KEINE GOTTESDIENSTE im Kloster wegen COVID-19 (Coronavirus)

Erzbistum München setzt alle öffentlichen Gottesdienste bis 19.4.2020 aus - das gilt auch im Kloster Schäftlarn!

Aufgrund der Coronakrise und des damit verbundenen allgemeinen Veranstaltungs- und Versammlungsverbots in Bayern sind auch in der Erzdiözese München und Freising bis zumindest einschließlich 19. April alle öffentlichen Gottesdienste ausgesetzt. Somit sind auch an den Kar- und Ostertagen keine öffentlichen Gottesdienste möglich. „Die Maßnahmen der Regierung sind harte Eingriffe in die Grundrechte der Menschen, auch eine Einschränkung der Religionsfreiheit, wie es sie wohl in unserem Land noch nie gegeben hat“, schreibt der Erzbischof von München und Freising, Kardinal Reinhard Marx, in einem Brief an die pastoralen Mitarbeiter des Erzbistums.: „Aber wir wissen und anerkennen, dass es keine andere Möglichkeit gibt, das Leben möglichst vieler Menschen zu retten. Wir tragen auch Verantwortung für das ganze Gemeinwesen, in dem wir leben.“ Diese Regelung gilt auch im Kloster Schäftlarn.
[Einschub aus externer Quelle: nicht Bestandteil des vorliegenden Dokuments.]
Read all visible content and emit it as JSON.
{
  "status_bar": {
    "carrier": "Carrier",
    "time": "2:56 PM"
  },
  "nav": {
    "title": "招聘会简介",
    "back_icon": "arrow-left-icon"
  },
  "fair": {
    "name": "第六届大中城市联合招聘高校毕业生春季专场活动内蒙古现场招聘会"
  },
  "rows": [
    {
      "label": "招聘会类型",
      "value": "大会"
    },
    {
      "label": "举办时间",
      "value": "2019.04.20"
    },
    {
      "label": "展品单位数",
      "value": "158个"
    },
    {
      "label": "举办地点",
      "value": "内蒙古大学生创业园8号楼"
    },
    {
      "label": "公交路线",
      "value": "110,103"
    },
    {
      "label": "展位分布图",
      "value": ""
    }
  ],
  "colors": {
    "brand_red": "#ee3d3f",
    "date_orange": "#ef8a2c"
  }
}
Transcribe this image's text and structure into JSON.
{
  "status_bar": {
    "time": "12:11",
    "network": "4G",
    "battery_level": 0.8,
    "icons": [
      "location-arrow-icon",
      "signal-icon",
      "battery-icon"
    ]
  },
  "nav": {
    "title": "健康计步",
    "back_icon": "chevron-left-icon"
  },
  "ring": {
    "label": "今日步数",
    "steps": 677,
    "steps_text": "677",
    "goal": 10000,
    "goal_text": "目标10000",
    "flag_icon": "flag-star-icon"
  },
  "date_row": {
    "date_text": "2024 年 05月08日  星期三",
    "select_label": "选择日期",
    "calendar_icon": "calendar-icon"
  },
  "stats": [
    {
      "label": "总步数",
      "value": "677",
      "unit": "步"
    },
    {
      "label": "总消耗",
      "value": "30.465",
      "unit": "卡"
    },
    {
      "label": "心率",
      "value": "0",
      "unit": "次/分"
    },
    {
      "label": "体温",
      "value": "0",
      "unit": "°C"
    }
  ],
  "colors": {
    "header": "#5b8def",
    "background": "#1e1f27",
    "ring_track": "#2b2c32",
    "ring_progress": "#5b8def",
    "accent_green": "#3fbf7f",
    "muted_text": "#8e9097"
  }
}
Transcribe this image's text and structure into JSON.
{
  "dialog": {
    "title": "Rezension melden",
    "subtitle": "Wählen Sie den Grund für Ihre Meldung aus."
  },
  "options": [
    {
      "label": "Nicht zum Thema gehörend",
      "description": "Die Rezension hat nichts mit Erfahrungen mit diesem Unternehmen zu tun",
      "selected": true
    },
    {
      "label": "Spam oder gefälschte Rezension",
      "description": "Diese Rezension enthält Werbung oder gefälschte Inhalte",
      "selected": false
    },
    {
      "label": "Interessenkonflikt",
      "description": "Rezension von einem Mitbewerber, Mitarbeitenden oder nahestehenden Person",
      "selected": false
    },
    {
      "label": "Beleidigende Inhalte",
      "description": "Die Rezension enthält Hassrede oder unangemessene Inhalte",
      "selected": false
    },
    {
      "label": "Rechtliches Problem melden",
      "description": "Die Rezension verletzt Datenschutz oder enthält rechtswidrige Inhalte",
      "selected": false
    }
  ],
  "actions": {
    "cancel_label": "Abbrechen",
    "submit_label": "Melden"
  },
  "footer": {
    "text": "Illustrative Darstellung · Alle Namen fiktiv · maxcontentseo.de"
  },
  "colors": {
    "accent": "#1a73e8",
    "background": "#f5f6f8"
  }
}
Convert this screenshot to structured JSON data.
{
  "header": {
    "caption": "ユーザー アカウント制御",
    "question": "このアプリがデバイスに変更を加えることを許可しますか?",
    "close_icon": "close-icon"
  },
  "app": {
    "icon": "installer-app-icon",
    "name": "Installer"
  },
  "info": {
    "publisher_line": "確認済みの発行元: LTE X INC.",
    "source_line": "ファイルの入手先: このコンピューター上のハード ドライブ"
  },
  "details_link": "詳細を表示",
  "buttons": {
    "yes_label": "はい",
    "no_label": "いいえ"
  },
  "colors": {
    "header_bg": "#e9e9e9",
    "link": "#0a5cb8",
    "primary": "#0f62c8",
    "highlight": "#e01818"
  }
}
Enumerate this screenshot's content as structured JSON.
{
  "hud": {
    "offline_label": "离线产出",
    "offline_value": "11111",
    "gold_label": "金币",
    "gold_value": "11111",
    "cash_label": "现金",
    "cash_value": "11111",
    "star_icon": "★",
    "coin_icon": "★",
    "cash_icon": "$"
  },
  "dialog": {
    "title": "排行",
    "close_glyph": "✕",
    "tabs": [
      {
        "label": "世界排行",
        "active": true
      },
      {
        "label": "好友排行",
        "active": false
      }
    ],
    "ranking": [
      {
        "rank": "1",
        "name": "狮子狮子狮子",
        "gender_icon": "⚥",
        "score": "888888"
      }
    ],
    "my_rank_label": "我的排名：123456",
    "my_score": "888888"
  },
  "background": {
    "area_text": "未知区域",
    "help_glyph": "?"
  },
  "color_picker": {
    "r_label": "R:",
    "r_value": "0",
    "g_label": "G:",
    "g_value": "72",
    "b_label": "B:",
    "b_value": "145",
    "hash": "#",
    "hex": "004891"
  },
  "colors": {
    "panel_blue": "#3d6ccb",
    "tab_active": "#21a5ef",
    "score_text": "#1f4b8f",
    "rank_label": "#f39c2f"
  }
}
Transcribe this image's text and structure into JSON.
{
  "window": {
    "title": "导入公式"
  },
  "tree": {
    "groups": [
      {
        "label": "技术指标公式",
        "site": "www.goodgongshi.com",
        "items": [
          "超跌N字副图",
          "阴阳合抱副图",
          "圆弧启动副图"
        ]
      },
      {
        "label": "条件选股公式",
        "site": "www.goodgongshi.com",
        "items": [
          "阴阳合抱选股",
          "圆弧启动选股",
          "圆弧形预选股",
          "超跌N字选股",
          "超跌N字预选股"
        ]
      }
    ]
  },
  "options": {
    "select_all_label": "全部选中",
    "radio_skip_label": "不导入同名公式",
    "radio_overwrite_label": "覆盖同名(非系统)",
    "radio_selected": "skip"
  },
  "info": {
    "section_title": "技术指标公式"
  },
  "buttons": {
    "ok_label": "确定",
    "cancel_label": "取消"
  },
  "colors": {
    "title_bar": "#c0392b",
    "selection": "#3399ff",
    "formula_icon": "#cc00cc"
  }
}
Abt Petrus wendet sich deshalb mit einem Trostwort an alle Freunde unseres Klosters und Besucherinnen und Besucher unserer Gottesdienste.

  • Die Absage betrifft alle öffentlich zugänglichen Gottesdienste laut Gottesdienstordnung: Werktagsmesse um 7.00 Uhr, Sonntagsmessen 7.30 und 10.00 Uhr, Choralvesper an So und Feiertagen 18.00 Uhr. Es ist keine Teilnahme am Chorgebet möglich.
  • Es betrifft auch Ostern: Es findet keine öffentliche Feier der Karwoche und des österlichen Triduums statt.
  • Das Heilige Grab wird dieses Jahr nicht aufgebaut.
  • Die Kirche bleibt zu den üblichen Zeiten (8.00-18.00 Uhr) geöffnet, insbesondere für das stille Gebet.
  • Der bestellten Messintentionen wird laut aktuellem Gottesdienstplan gedacht, eine Teilnahme am Gottesdienst ist nicht möglich.
  • Messintentionen können weiterhin bestellt werden. Entweder direkt an der Pforte zu den üblichen Öffnungszeiten (Mo-Fr 9.00-17.15 Uhr/Sa 9.30-15.00 Uhr; telefonisch 08178 / 790) oder das ausliegende Kuvert in den Briefkasten werfen.
  • Gäste können bis auf weiteres keine aufgenommen werden.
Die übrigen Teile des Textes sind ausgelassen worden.